Monument Synthétique, 2016

Caves de la Maison Ackerman Saint Hilaire Saint Florent sur une invitation de l'Abbaye de Fontevraud / la Scène Prix de la fondation Ackerman commissariat Emmanuel Morin

caisses plastiques assemblées et découpées. 6,5 x 6,5 x 6,5 m

Vincent Mauger s’est immergé dans les caves de la Maison ACKERMAN, s’imprégnant de leur histoire, de leur lumière et de leur atmosphère. En art comme en vin, la perfection naît de l’alchimie entre différents éléments.

Ephémère et inaugurée en avril 2016, l’œuvre sera visible pour une durée de trois ans.

À partir de matériaux ordinaires (verre, carrelage, brique, bois, tuyaux de PVC…), il joue du décalage d’échelle et s’amuse des paradoxes entre réalité et virtualité, paysage et architecture, croquis et gros œuvre, artisanat et high tech, volume et légèreté, matérialisation et dématérialisation.

Tissant une réelle relation avec les lieux d’exposition, il les investit autant physiquement que mentalement. « Je n’interviens quasiment jamais sur le lieu lui-même (…). Ce n’est pas une attaque frontale, mais plutôt stratégique, tactique » déclare l’artiste. Il prolonge ces lieux de création par des installations aux principes d’assemblage laissés volontairement visibles et aux formes potentiellement proliférantes, invitant le spectateur à poursuivre mentalement l’œuvre.

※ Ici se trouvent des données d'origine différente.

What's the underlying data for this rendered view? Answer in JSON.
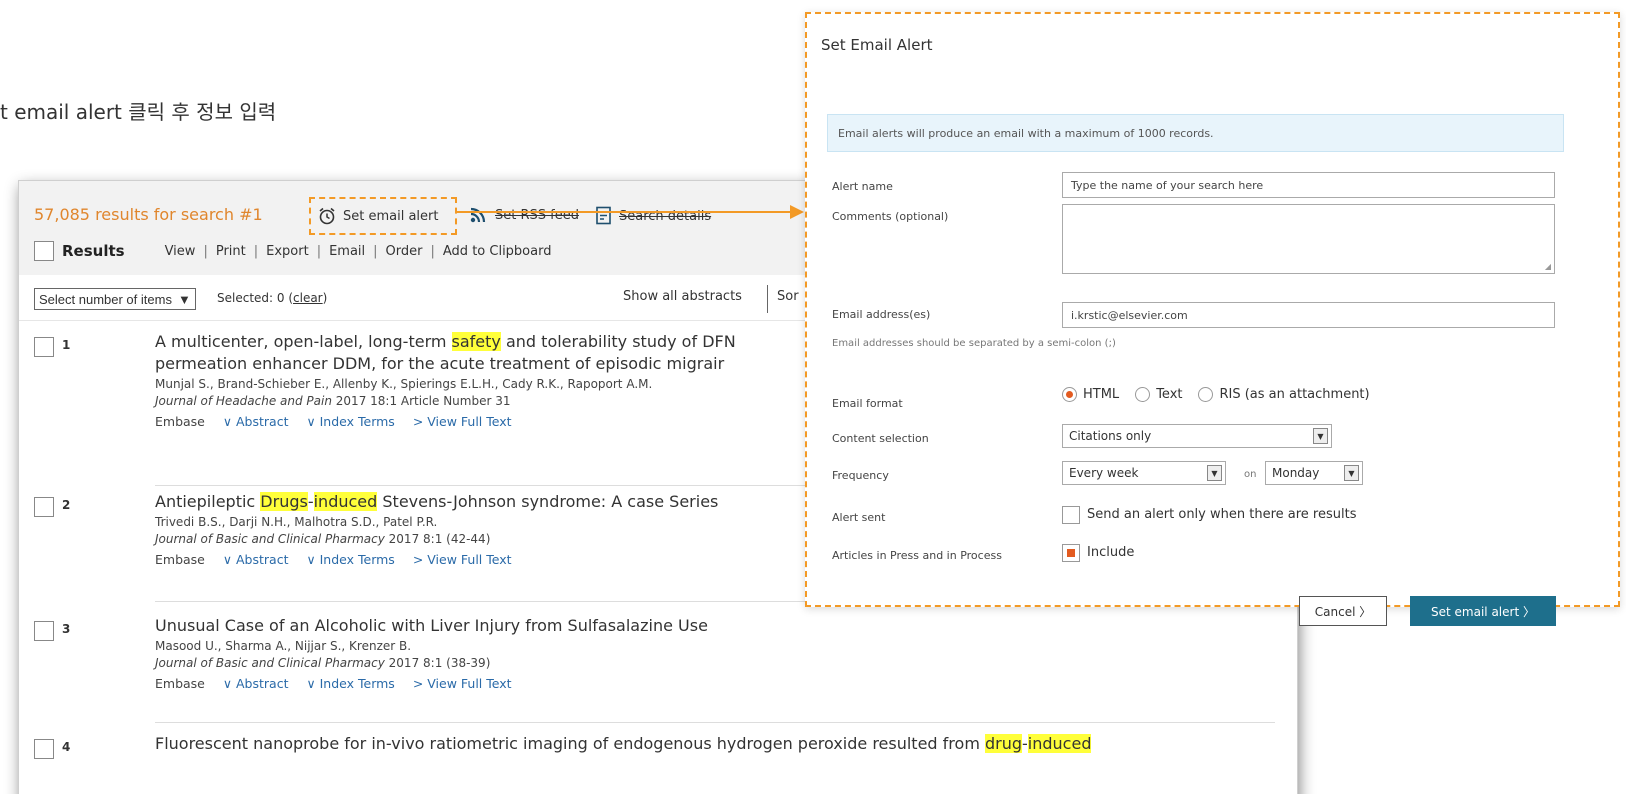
{
  "instruction": "t email alert 클릭 후 정보 입력",
  "results": {
    "count_text": "57,085 results for search #1",
    "tools": {
      "set_email_alert": "Set email alert",
      "set_rss_feed": "Set RSS feed",
      "search_details": "Search details"
    },
    "results_label": "Results",
    "menu": [
      "View",
      "Print",
      "Export",
      "Email",
      "Order",
      "Add to Clipboard"
    ],
    "select_items": "Select number of items",
    "selected_prefix": "Selected: 0 (",
    "clear": "clear",
    "selected_suffix": ")",
    "show_all_abstracts": "Show all abstracts",
    "sort_partial": "Sor",
    "items": [
      {
        "num": "1",
        "title_parts": [
          "A multicenter, open-label, long-term ",
          "safety",
          " and tolerability study of DFN",
          "permeation enhancer DDM, for the acute treatment of episodic migrair"
        ],
        "authors": "Munjal S., Brand-Schieber E., Allenby K., Spierings E.L.H., Cady R.K., Rapoport A.M.",
        "journal": "Journal of Headache and Pain",
        "journal_detail": " 2017 18:1 Article Number 31"
      },
      {
        "num": "2",
        "title_parts": [
          "Antiepileptic ",
          "Drugs",
          "-",
          "induced",
          " Stevens-Johnson syndrome: A case Series"
        ],
        "authors": "Trivedi B.S., Darji N.H., Malhotra S.D., Patel P.R.",
        "journal": "Journal of Basic and Clinical Pharmacy",
        "journal_detail": " 2017 8:1 (42-44)"
      },
      {
        "num": "3",
        "title": "Unusual Case of an Alcoholic with Liver Injury from Sulfasalazine Use",
        "authors": "Masood U., Sharma A., Nijjar S., Krenzer B.",
        "journal": "Journal of Basic and Clinical Pharmacy",
        "journal_detail": " 2017 8:1 (38-39)"
      },
      {
        "num": "4",
        "title_parts": [
          "Fluorescent nanoprobe for in-vivo ratiometric imaging of endogenous hydrogen peroxide resulted from ",
          "drug",
          "-",
          "induced"
        ]
      }
    ],
    "links": {
      "source": "Embase",
      "abstract": "∨ Abstract",
      "index_terms": "∨ Index Terms",
      "full_text": "> View Full Text"
    }
  },
  "dialog": {
    "title": "Set Email Alert",
    "info": "Email alerts will produce an email with a maximum of 1000 records.",
    "labels": {
      "alert_name": "Alert name",
      "comments": "Comments (optional)",
      "email": "Email address(es)",
      "email_format": "Email format",
      "content_selection": "Content selection",
      "frequency": "Frequency",
      "alert_sent": "Alert sent",
      "articles": "Articles in Press and in Process"
    },
    "alert_name_placeholder": "Type the name of your search here",
    "email_value": "i.krstic@elsevier.com",
    "email_hint": "Email addresses should be separated by a semi-colon (;)",
    "formats": [
      "HTML",
      "Text",
      "RIS (as an attachment)"
    ],
    "selected_format": "HTML",
    "content_selection_value": "Citations only",
    "frequency_value": "Every week",
    "on_label": "on",
    "day_value": "Monday",
    "alert_sent_label": "Send an alert only when there are results",
    "include_label": "Include",
    "cancel": "Cancel 〉",
    "submit": "Set email alert 〉"
  },
  "colors": {
    "accent_orange": "#f39a26",
    "count_orange": "#e0862d",
    "highlight": "#ffff3a",
    "link_blue": "#2a6aa8",
    "button_teal": "#1e6f8c",
    "radio_fill": "#e35b20"
  }
}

JE N’AIME PAS LES OBJETS HABILLÉS 

Entretien entre Eva Prouteau et Vincent Mauger, artiste lauréat de l’édition 2016 de la Résidence Ackerman + Fontevraud La Scène.                                   

Dans l’art, la notion d’assemblage — un mot qui demeure plus technique que poétique — sous-tend deux flux de sens presque contradictoires : d’un côté la précision, de l’autre le bricolage et l’amateurisme. Cette puissance duelle caractérise aussi le travail de Vincent Mauger : stratégie et intuitions ludiques, système sophistiqué et relatif primitivisme.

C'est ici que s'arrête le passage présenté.